I for one, think the BBC have outdone themselves once again! Clearly, when I generously threw my money into their faces, they were shellshocked. Cheekily, Jonathon Ross scampered over and gathered the money off the ground like the young scallywag that he is, leaving the BBC with but a pittance to make excellent programming for the nation. But my, with this measly amount of money, they created "Victorian Farm", a show dedicated to showing the people of Britain the workings of, surprisingly, a 19th century farm! Now, I for one, was astonished when this was pulled from our screens, and replaced with something else, doubtless a "Panorama Special" on how McDonalds makes people fat, or something else that I would have clearly missed if I had not given them my licence fee, so joys abound when I spotted a Christmas edition of Victorian Farm! My heart leapt with unrestrained glee as I casually, in order to throw off any onlookers who may have surmised the fact that I was desperate to watch this, clicked the link.
As I clicked the link, I settled back, ready for an evening of jolly entertainment from the BBC and the archaic farming methods used by our friendly staff at Acton Scott. From that moment on, I was enthralled with the events! First off, everyone got reacquainted after their year apart, during which time we had seen nothing of Victorian Farm, and indeed, I had nearly forgotten about it. Fortunately though, it still resided in my deepest, darkest memories, and I quickly caught up with the events, after all, it is easy to see how something such as the kneading of bread could quickly escape any casual viewer's grasp, and leave them baffled. It was good to see, therefore, that the BBC spent 5 minutes on the topic, lest any stragglers not yet be fully informed.

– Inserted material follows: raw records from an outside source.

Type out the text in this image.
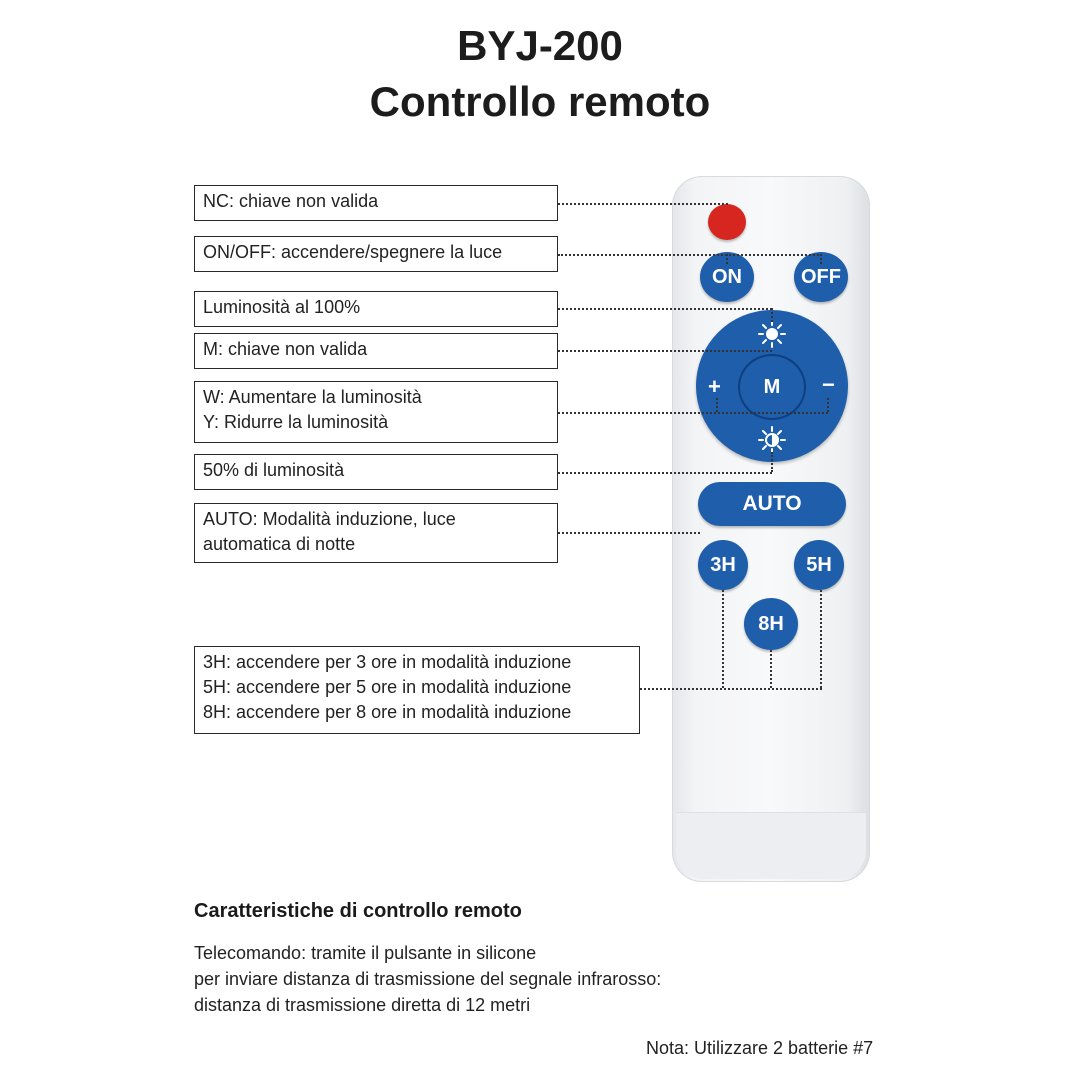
BYJ-200
Controllo remoto
ON	OFF
+	−
M
AUTO
3H	5H
8H
NC: chiave non valida
ON/OFF: accendere/spegnere la luce
Luminosità al 100%
M: chiave non valida
W: Aumentare la luminosità
Y: Ridurre la luminosità
50% di luminosità
AUTO: Modalità induzione, luce
automatica di notte
3H: accendere per 3 ore in modalità induzione
5H: accendere per 5 ore in modalità induzione
8H: accendere per 8 ore in modalità induzione
Caratteristiche di controllo remoto
Telecomando: tramite il pulsante in silicone
per inviare distanza di trasmissione del segnale infrarosso:
distanza di trasmissione diretta di 12 metri
Nota: Utilizzare 2 batterie #7
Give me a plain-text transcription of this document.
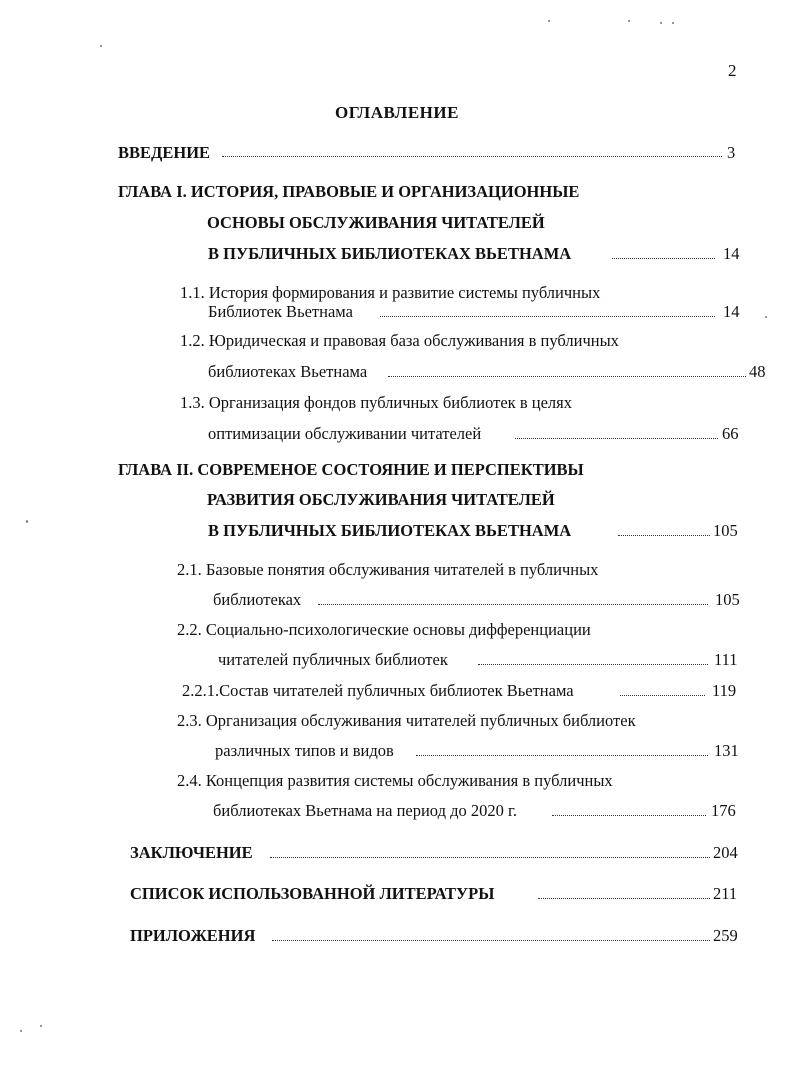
2
ОГЛАВЛЕНИЕ
ВВЕДЕНИЕ	3
ГЛАВА I. ИСТОРИЯ, ПРАВОВЫЕ И ОРГАНИЗАЦИОННЫЕ
ОСНОВЫ ОБСЛУЖИВАНИЯ ЧИТАТЕЛЕЙ
В ПУБЛИЧНЫХ БИБЛИОТЕКАХ ВЬЕТНАМА	14
1.1. История формирования и развитие системы публичных
Библиотек Вьетнама	14
1.2. Юридическая и правовая база обслуживания в публичных
библиотеках Вьетнама	48
1.3. Организация фондов публичных библиотек в целях
оптимизации обслуживании читателей	66
ГЛАВА II. СОВРЕМЕНОЕ СОСТОЯНИЕ И ПЕРСПЕКТИВЫ
РАЗВИТИЯ ОБСЛУЖИВАНИЯ ЧИТАТЕЛЕЙ
В ПУБЛИЧНЫХ БИБЛИОТЕКАХ ВЬЕТНАМА	105
2.1. Базовые понятия обслуживания читателей в публичных
библиотеках	105
2.2. Социально-психологические основы дифференциации
читателей публичных библиотек	111
2.2.1.Состав читателей публичных библиотек Вьетнама	119
2.3. Организация обслуживания читателей публичных библиотек
различных типов и видов	131
2.4. Концепция развития системы обслуживания в публичных
библиотеках Вьетнама на период до 2020 г.	176
ЗАКЛЮЧЕНИЕ	204
СПИСОК ИСПОЛЬЗОВАННОЙ ЛИТЕРАТУРЫ	211
ПРИЛОЖЕНИЯ	259
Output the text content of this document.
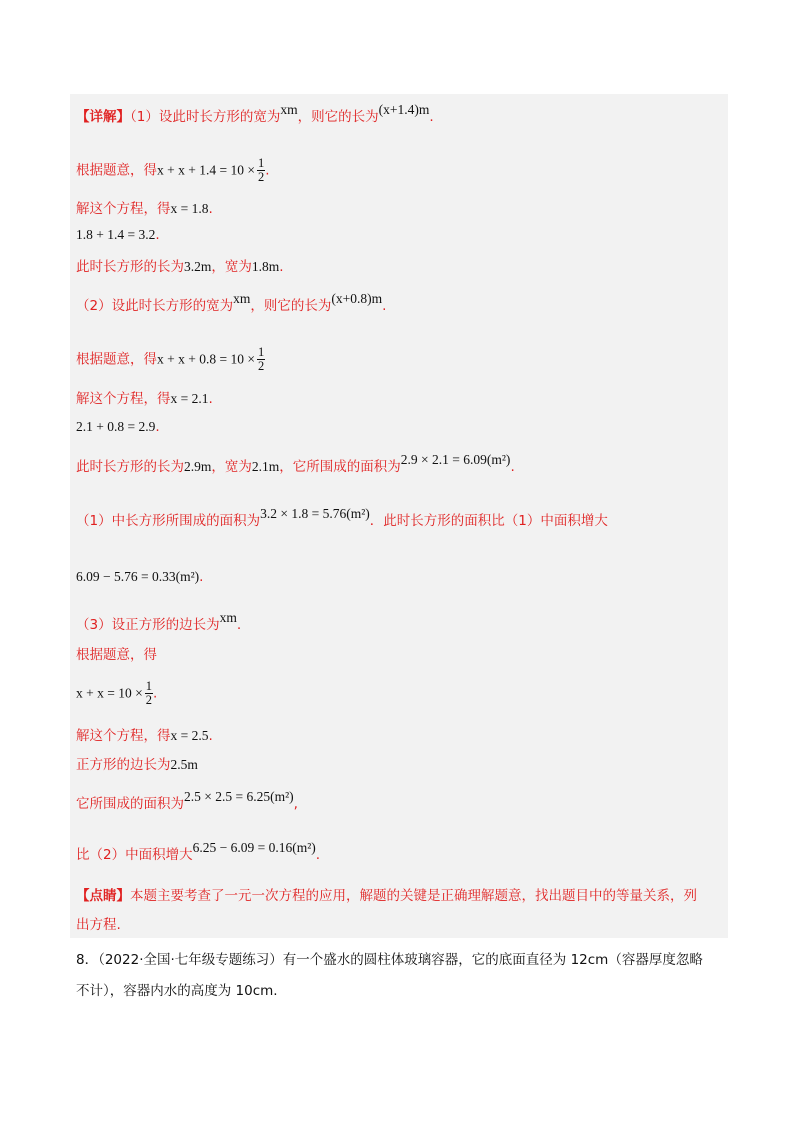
【详解】（1）设此时长方形的宽为xm，则它的长为(x+1.4)m.
根据题意，得$x + x + 1.4 = 10 \times \frac{1}{2}$ .
解这个方程，得x = 1.8.
1.8 + 1.4 = 3.2.
此时长方形的长为3.2m，宽为1.8m.
（2）设此时长方形的宽为xm，则它的长为(x+0.8)m.
根据题意，得$x + x + 0.8 = 10 \times \frac{1}{2}$
解这个方程，得x = 2.1.
2.1 + 0.8 = 2.9.
此时长方形的长为2.9m，宽为2.1m，它所围成的面积为2.9 × 2.1 = 6.09(m²).
（1）中长方形所围成的面积为3.2 × 1.8 = 5.76(m²)．此时长方形的面积比（1）中面积增大
6.09 − 5.76 = 0.33(m²).
（3）设正方形的边长为xm.
根据题意，得
$x + x = 10 \times \frac{1}{2}$ .
解这个方程，得x = 2.5.
正方形的边长为2.5m
它所围成的面积为2.5 × 2.5 = 6.25(m²),
比（2）中面积增大6.25 − 6.09 = 0.16(m²).
【点睛】本题主要考查了一元一次方程的应用，解题的关键是正确理解题意，找出题目中的等量关系，列
出方程.
8．（2022·全国·七年级专题练习）有一个盛水的圆柱体玻璃容器，它的底面直径为 12cm（容器厚度忽略
不计），容器内水的高度为 10cm.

But the over-arching storyline was that of the hay. The hay, as was made clear, depends on sunlight, and the absence of rain. At times, it seemed like the hay dominated the story a bit too heavily, and took time from other key moments, such as "Checking the machinery" or "Buying a new ram", and eventually I found my initial tension about the hay dissipating more on each mention. Luckily though, the hay was rained on heavily, thus bringing back my tension, with a new feeling of guilt. "Oh God!" I thought "If only I had worried about the hay!". Fortuitously for me, and my guilty conscience, the hay collection went off without a hitch, and at the end of the episode, we see the group merrily celebrating around the hay.
For me, though, the star of the show was Mr Acton himself, landlord and all-around great guy. Never have I seen someone with such an excellently upper-class accent sniff hay to verify its capability to sustain life in his stock. When he donned his monocle to verify the amount of rainfall for his meticulous records, I nearly swooned.
All in all, Victorian Farm Christmas is an excellent way to prepare to free yourself from the misery of life and jump wildly out of the nearest window, screaming "Oh God, I didn't need to know the origins of the expression 'Grind to halt'!", before screaming the blood-curdling yelp of a man who has heard the expression "Make hay while the sun shines" too much for one mere hour.
You heard me, all this joy was condensed into just ONE hour. A whole HOUR of your life could be dedicated to "Victorian Farm Christmas". I highly recommend this if your alternative is to club yourself to death with a hammer, or run, blindfolded, in a hall of mirrors, with surprise boxing matches against David Hayes every six or seven feet.
Should you, against all reasonable advice, foolishly decide to watch this, I implore you, first of all not to, please God, DON'T, but if you must, say, you're writing a thesis on Victorian Farming and think this would be a good break, then try to remember the BBC does provide other, better, MUCH better shows to watch, so try to forgive them this one blatant mishap on their part, and think about the good times.